La pluie ne met pas seulement à l’épreuve le talent des pilotes. L’expert en MotoGP, Peter Bom, nous dévoile comment chaque moto est adaptée pour survivre, et performer, sur une piste glissante.
Accélérer, freiner, pencher dans les virages… Les courses de MotoGP sont remportées par ceux qui maîtrisent parfaitement la limite d’adhérence. Mais que se passe-t-il lorsque la pluie arrive et que cette adhérence diminue considérablement ? Pour se préparer à la course sur une piste mouillée, les motos de MotoGP subissent des modifications et des ajustements. Découvrons comment et pourquoi.
Une prise en main
Premièrement, un peu de théorie : l’adhérence des pneus dépend de deux facteurs : le coefficient de friction (pensez à la “rugosité”) entre le pneu et la surface de la route, et la charge (pensez à “poids”) sur les pneus. Cette charge dépend principalement du poids, mais aussi de la position de la moto. Lors du freinage, plus de charge est transférée vers le pneu avant ; lors de l’accélération, la charge se déplace vers l’arrière. Ce transfert est particulièrement utile, car il déplace l’adhérence vers la roue qui en a le plus besoin.

Sur une piste mouillée, la friction diminue, ce qui oblige les pilotes à freiner et à accélérer de manière moins agressive.

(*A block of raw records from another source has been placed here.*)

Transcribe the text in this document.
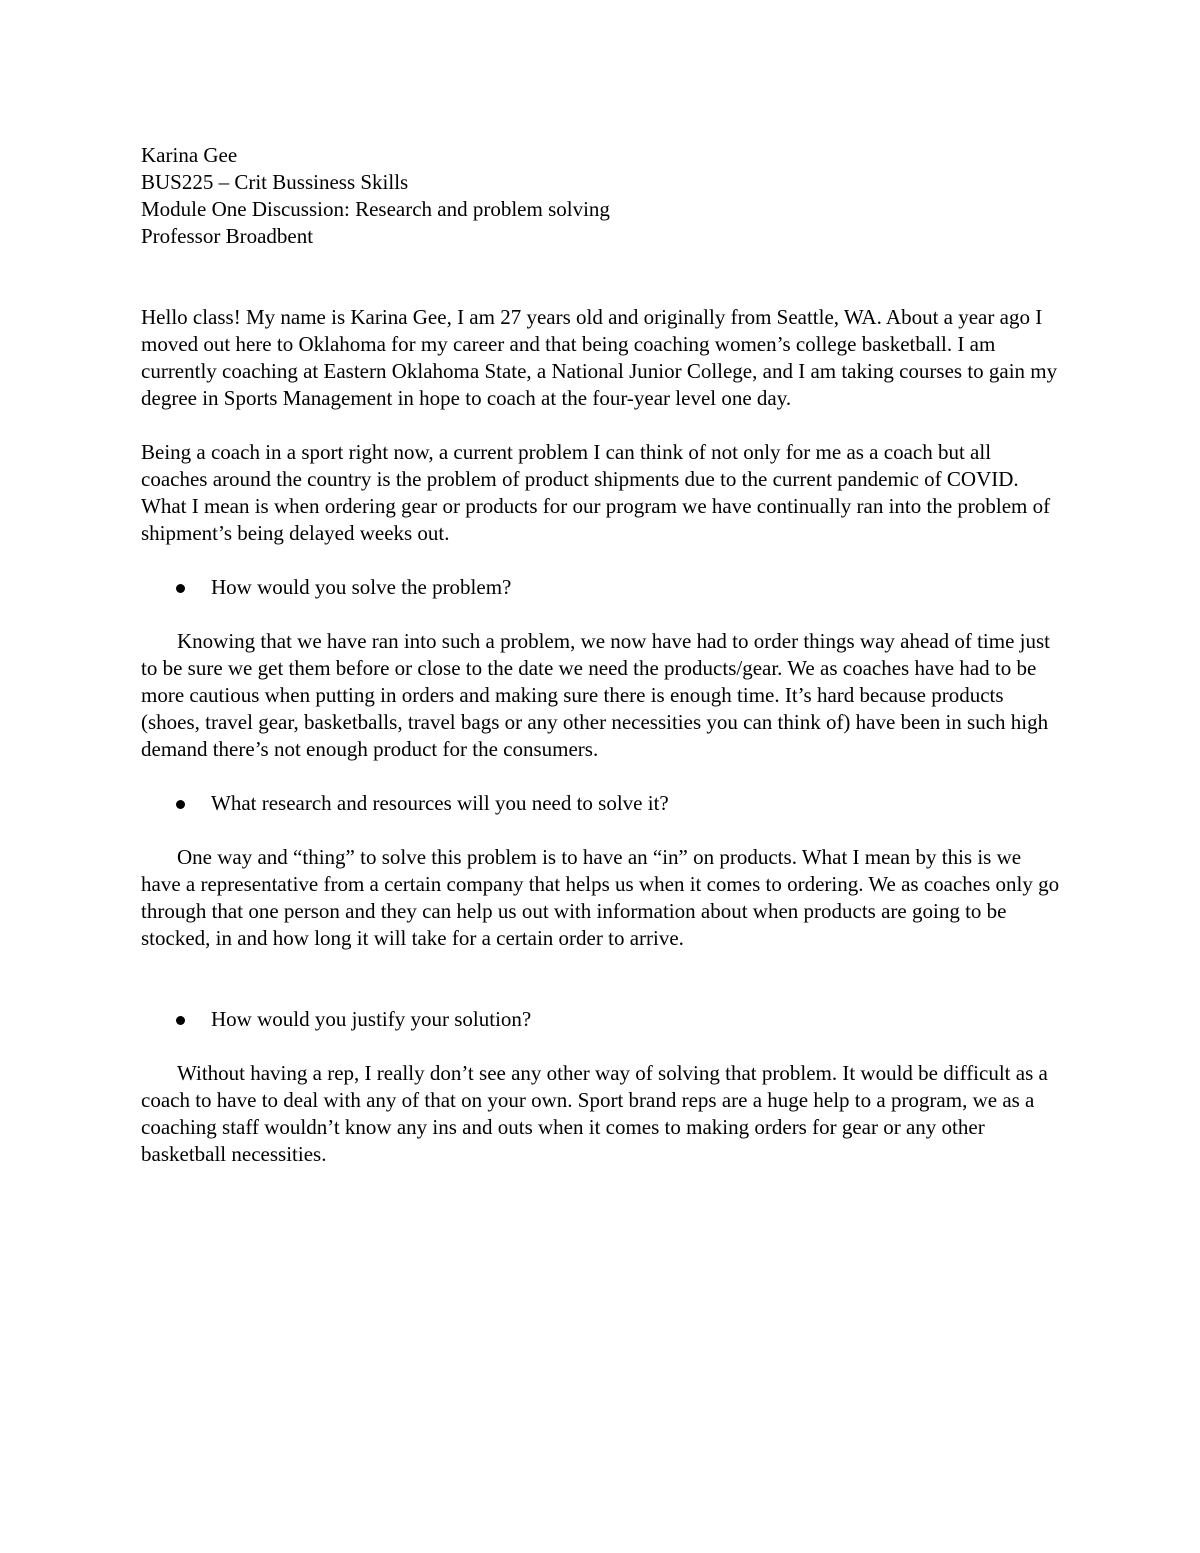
Karina Gee

BUS225 – Crit Bussiness Skills

Module One Discussion: Research and problem solving

Professor Broadbent

Hello class! My name is Karina Gee, I am 27 years old and originally from Seattle, WA. About a year ago I moved out here to Oklahoma for my career and that being coaching women’s college basketball. I am currently coaching at Eastern Oklahoma State, a National Junior College, and I am taking courses to gain my degree in Sports Management in hope to coach at the four-year level one day.

Being a coach in a sport right now, a current problem I can think of not only for me as a coach but all coaches around the country is the problem of product shipments due to the current pandemic of COVID. What I mean is when ordering gear or products for our program we have continually ran into the problem of shipment’s being delayed weeks out.

How would you solve the problem?

Knowing that we have ran into such a problem, we now have had to order things way ahead of time just to be sure we get them before or close to the date we need the products/gear. We as coaches have had to be more cautious when putting in orders and making sure there is enough time. It’s hard because products (shoes, travel gear, basketballs, travel bags or any other necessities you can think of) have been in such high demand there’s not enough product for the consumers.

What research and resources will you need to solve it?

One way and “thing” to solve this problem is to have an “in” on products. What I mean by this is we have a representative from a certain company that helps us when it comes to ordering. We as coaches only go through that one person and they can help us out with information about when products are going to be stocked, in and how long it will take for a certain order to arrive.

How would you justify your solution?

Without having a rep, I really don’t see any other way of solving that problem. It would be difficult as a coach to have to deal with any of that on your own. Sport brand reps are a huge help to a program, we as a coaching staff wouldn’t know any ins and outs when it comes to making orders for gear or any other basketball necessities.
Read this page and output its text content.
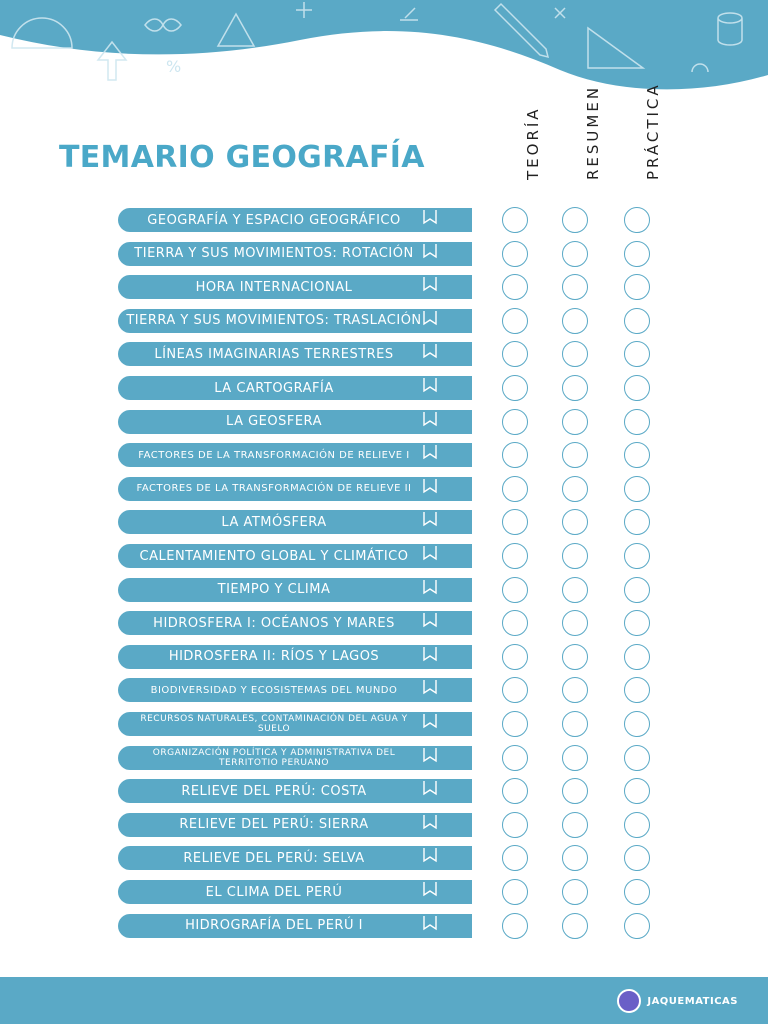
%
TEMARIO GEOGRAFÍA	TEORÍA	RESUMEN	PRÁCTICA
GEOGRAFÍA Y ESPACIO GEOGRÁFICO
TIERRA Y SUS MOVIMIENTOS: ROTACIÓN
HORA INTERNACIONAL
TIERRA Y SUS MOVIMIENTOS: TRASLACIÓN
LÍNEAS IMAGINARIAS TERRESTRES
LA CARTOGRAFÍA
LA GEOSFERA
FACTORES DE LA TRANSFORMACIÓN DE RELIEVE I
FACTORES DE LA TRANSFORMACIÓN DE RELIEVE II
LA ATMÓSFERA
CALENTAMIENTO GLOBAL Y CLIMÁTICO
TIEMPO Y CLIMA
HIDROSFERA I: OCÉANOS Y MARES
HIDROSFERA II: RÍOS Y LAGOS
BIODIVERSIDAD Y ECOSISTEMAS DEL MUNDO
RECURSOS NATURALES, CONTAMINACIÓN DEL AGUA Y SUELO
ORGANIZACIÓN POLÍTICA Y ADMINISTRATIVA DEL TERRITOTIO PERUANO
RELIEVE DEL PERÚ: COSTA
RELIEVE DEL PERÚ: SIERRA
RELIEVE DEL PERÚ: SELVA
EL CLIMA DEL PERÚ
HIDROGRAFÍA DEL PERÚ I
JAQUEMATICAS
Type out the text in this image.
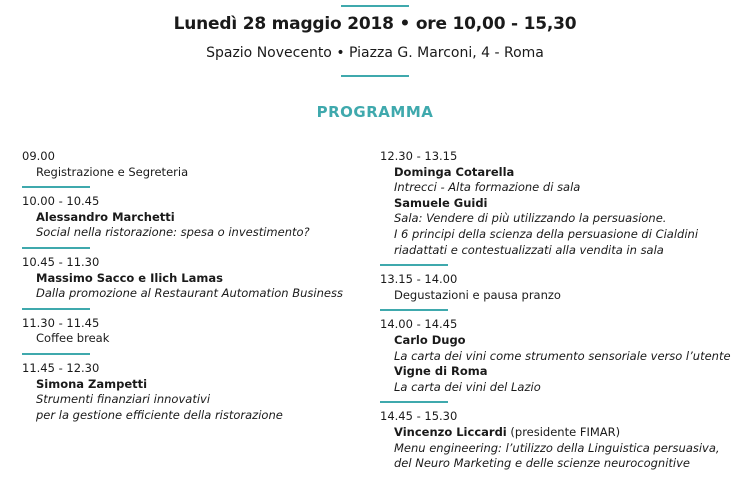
Lunedì 28 maggio 2018 • ore 10,00 - 15,30
Spazio Novecento • Piazza G. Marconi, 4 - Roma
PROGRAMMA
09.00
Registrazione e Segreteria
10.00 - 10.45
Alessandro Marchetti
Social nella ristorazione: spesa o investimento?
10.45 - 11.30
Massimo Sacco e Ilich Lamas
Dalla promozione al Restaurant Automation Business
11.30 - 11.45
Coffee break
11.45 - 12.30
Simona Zampetti
Strumenti finanziari innovativi
per la gestione efficiente della ristorazione
12.30 - 13.15
Dominga Cotarella
Intrecci - Alta formazione di sala
Samuele Guidi
Sala: Vendere di più utilizzando la persuasione.
I 6 principi della scienza della persuasione di Cialdini
riadattati e contestualizzati alla vendita in sala
13.15 - 14.00
Degustazioni e pausa pranzo
14.00 - 14.45
Carlo Dugo
La carta dei vini come strumento sensoriale verso l’utente
Vigne di Roma
La carta dei vini del Lazio
14.45 - 15.30
Vincenzo Liccardi (presidente FIMAR)
Menu engineering: l’utilizzo della Linguistica persuasiva,
del Neuro Marketing e delle scienze neurocognitive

Cela complique la tâche, car avec moins de poids déplacé, la charge sur un des pneus avant ou arrière n’augmente pas beaucoup lors du freinage et de l’accélération. Mais heureusement, certaines modifications peuvent atténuer cette perte d’adhérence.
Tout changer
En raison de la rapidité avec laquelle on atteint la limite d’adhérence sur une piste mouillée, il est nécessaire de changer de nombreux composants et réglages de la moto. Équiper la moto de pneus pluie et croiser les doigts ne suffit plus.

Les pneus pluie, qui étaient autrefois des slicks très souples avec des rainures, sont aujourd’hui totalement différents, dotés de leur propre construction et composés uniques. Leur carcasse est plus souple pour permettre une flexibilité adéquate, ce qui est nécessaire sur une piste humide. Cette déformation maximise la surface de contact entre le pneu et l’asphalte et permet également de générer la chaleur requise.

Les pneus pluie sont donc fabriqués à partir d’un composé riche en silice, augmentant significativement l’adhérence à basse température. Pour garantir un drainage de l’eau optimal même à grande vitesse, des rainures larges sont conçues dans la bande de roulement pour éviter la formation d’un film d’eau entre le pneu et la route, ce qui pourrait provoquer l’aquaplaning.
Travail en cours
Lorsque la pluie s’invite, les mécaniciens doivent ajuster la moto. Ils commencent par ouvrir la fourche avant et retirer le mécanisme d’amortissement. Des ressorts plus souples à l’avant et à l’arrière sont nécessaires pour que la moto atteigne la même inclinaison lors du freinage, de l’accélération et dans les virages que sur une piste sèche.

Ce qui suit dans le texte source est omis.